Living the resurrection - the new growth - of Christ’s peace and love ultimately is a matter of being our true selves. Richard Rohr says, “A preoccupation with the False Self gets in the way of experiencing and knowing this reality. The False Self is an imaginary self that thinks it’s separate; it is the self that I think I am. The False Self is what has to die so your True Self can live.”
To reflect on the very nature of this seemingly pointless plant that leaves burrs on our socks helps me recognize just how complicated we tend to make God. Just like this plant, God is trying to give away more of God in every moment of presence. And yet, we create barriers, doctrinal hoops, legalistic constraints, and so many complex hurdles to the very natural process of receiving and giving away God.
Similar to the plant with the prickly burrs sometimes I see the resurrection life most clearly in my homeless friends living on the streets. They simply have nothing other than who they are today and so they freely give away the resources they possess to other poor folks so that they can keep on living. It’s all so easy to overlook and very humbling when our eyes actually do lay hold of it.
The resurrection life is all right here right now often being expressed in the most culturally irrelevant of ways.
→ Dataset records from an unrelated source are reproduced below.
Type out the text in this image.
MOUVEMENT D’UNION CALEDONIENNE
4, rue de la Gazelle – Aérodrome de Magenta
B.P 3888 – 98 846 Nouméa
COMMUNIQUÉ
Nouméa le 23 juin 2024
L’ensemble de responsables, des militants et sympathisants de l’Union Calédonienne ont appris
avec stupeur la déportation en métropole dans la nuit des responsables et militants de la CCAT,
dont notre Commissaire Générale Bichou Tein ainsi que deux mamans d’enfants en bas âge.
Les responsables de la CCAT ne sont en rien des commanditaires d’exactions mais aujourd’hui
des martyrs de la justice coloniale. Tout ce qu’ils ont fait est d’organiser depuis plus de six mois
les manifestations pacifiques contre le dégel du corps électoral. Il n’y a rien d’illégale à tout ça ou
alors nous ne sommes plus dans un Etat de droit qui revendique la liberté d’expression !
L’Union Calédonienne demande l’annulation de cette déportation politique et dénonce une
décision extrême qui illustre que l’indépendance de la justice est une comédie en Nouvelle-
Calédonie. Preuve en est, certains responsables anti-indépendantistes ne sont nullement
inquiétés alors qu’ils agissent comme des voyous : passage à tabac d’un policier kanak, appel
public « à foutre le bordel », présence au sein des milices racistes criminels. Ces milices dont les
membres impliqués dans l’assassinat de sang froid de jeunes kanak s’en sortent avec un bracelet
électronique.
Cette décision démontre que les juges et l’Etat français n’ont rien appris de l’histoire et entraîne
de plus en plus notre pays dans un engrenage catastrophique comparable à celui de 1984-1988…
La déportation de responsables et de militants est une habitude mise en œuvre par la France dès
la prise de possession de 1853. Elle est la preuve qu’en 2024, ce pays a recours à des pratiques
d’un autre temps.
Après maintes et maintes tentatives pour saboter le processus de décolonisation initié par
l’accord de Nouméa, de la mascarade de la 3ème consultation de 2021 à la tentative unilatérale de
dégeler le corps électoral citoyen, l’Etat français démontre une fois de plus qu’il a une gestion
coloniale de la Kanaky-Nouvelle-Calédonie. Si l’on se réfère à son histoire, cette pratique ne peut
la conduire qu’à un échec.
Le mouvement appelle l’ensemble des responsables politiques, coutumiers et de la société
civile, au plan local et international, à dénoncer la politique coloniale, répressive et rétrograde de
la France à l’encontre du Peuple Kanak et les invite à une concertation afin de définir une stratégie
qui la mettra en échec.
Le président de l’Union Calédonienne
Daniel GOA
What does it mean to live the resurrection and to experience and give away the living Christ for us today? It seems it has everything to do with the ridiculous simplicity of being our naked and true self just as I we were created to be. Maybe we’re trying too hard. There’s nothing all that eye-catching or sensational about it. It’s about seeing the seeds – the generative image of God within us. In this season with all its focus on resurrection may we recognize it and enjoy it to the point where we can’t help but give it away.